The Merrill Lynch MOVE Index, which measures bond market volatility by gauging options contracts on Treasury issues, jumped from a below-average reading of 57 in early May to an above-average 95 on June 15. The index has since fallen back, but the wild swings in certain segments of the market are undeniable.
Consider the stomach churning performance of long-dated Treasurys. They surged 11% late last year, sank 9% from mid-December to mid-March, and have soared 14% since then.
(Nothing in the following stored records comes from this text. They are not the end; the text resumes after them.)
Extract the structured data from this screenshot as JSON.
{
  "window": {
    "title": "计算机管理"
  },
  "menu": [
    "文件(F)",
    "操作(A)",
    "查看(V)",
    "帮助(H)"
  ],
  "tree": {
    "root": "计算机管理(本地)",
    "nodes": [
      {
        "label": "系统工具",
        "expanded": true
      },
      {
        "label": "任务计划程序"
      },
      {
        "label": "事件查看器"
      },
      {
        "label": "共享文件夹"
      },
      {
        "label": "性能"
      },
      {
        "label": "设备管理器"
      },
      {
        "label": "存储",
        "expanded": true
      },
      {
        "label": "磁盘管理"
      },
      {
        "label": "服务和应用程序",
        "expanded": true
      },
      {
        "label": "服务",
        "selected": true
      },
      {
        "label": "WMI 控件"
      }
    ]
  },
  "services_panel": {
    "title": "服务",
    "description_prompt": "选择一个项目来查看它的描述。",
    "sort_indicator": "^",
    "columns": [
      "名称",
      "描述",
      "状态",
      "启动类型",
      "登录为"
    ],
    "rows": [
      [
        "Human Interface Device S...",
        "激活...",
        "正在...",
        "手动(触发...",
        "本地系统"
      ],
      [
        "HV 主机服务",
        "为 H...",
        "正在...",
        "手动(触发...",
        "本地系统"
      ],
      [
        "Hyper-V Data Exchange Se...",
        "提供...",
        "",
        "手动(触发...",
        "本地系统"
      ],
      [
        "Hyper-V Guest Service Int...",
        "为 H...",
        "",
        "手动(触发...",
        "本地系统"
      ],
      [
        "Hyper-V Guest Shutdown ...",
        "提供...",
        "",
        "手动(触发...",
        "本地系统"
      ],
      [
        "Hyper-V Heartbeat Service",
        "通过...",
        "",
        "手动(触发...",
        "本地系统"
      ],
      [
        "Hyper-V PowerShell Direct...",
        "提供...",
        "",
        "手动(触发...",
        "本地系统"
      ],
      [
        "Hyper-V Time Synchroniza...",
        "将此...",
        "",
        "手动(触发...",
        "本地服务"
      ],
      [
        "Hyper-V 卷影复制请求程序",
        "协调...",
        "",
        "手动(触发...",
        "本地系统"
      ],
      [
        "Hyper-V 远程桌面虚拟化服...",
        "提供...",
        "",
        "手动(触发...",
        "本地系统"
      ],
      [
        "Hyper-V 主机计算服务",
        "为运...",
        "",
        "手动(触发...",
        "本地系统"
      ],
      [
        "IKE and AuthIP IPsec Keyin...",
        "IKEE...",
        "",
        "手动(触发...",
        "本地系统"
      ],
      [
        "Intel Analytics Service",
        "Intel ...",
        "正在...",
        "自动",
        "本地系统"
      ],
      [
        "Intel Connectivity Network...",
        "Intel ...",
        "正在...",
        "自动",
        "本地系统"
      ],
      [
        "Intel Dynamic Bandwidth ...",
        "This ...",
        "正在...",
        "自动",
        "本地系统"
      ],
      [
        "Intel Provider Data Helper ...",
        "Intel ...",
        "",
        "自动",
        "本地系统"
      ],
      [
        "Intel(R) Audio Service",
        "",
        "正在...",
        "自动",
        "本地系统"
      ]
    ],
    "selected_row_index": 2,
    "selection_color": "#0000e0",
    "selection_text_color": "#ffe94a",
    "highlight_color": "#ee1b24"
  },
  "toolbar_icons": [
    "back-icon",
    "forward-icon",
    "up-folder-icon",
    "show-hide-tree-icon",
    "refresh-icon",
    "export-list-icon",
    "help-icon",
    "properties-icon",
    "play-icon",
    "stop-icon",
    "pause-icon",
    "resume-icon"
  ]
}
In Europe, government bonds have been just as bumpy, but unlike Treasurys they've lost considerable value in recent months. The iShares S&P/Citigroup International Treasury Bond Fund, with big stakes in European sovereign debt, has sunk nearly 8% since last fall, as interest rates have risen amid concerns about fiscal health in the eurozone.
As fears surrounding Europe's debt crisis have grown, money has been racing out of the region and pouring into comparatively safe Treasurys, where yields on 10-year notes have sunk to just 1.65% from 2.38% in mid-March.
While falling energy prices are typically good for the economy, many market strategists see today's rapidly slumping oil prices as a sign of how sluggish the global economy has become, raising questions about the safety of sovereign debt.
Chris Vincent, head of the fixed-income group at asset management firm William Blair, said it was likely that this volatility would persist for some time, as the world slowly worked its way through a classic debt deflation cycle. To be sure, not all parts of the fixed-income market appear as risky as Treasury and foreign debt. A diversified core bond portfolio that tracks the Barclays aggregate bond index is likely to be split among Treasuries, mortgage-backed and government agency debt, and investment-grade corporate bonds. And he points out that high-grade corporate and government agency bonds have performed reasonably well recently while being relatively stable.
According to Morningstar, for instance, mortgage and agency bond funds have a standard deviation – a gauge of volatility – of 2.3 over the last three years.
By comparison, the average standard deviation is 3.7 for intermediate- and long-term corporate bond funds and 9.7 for Treasuries.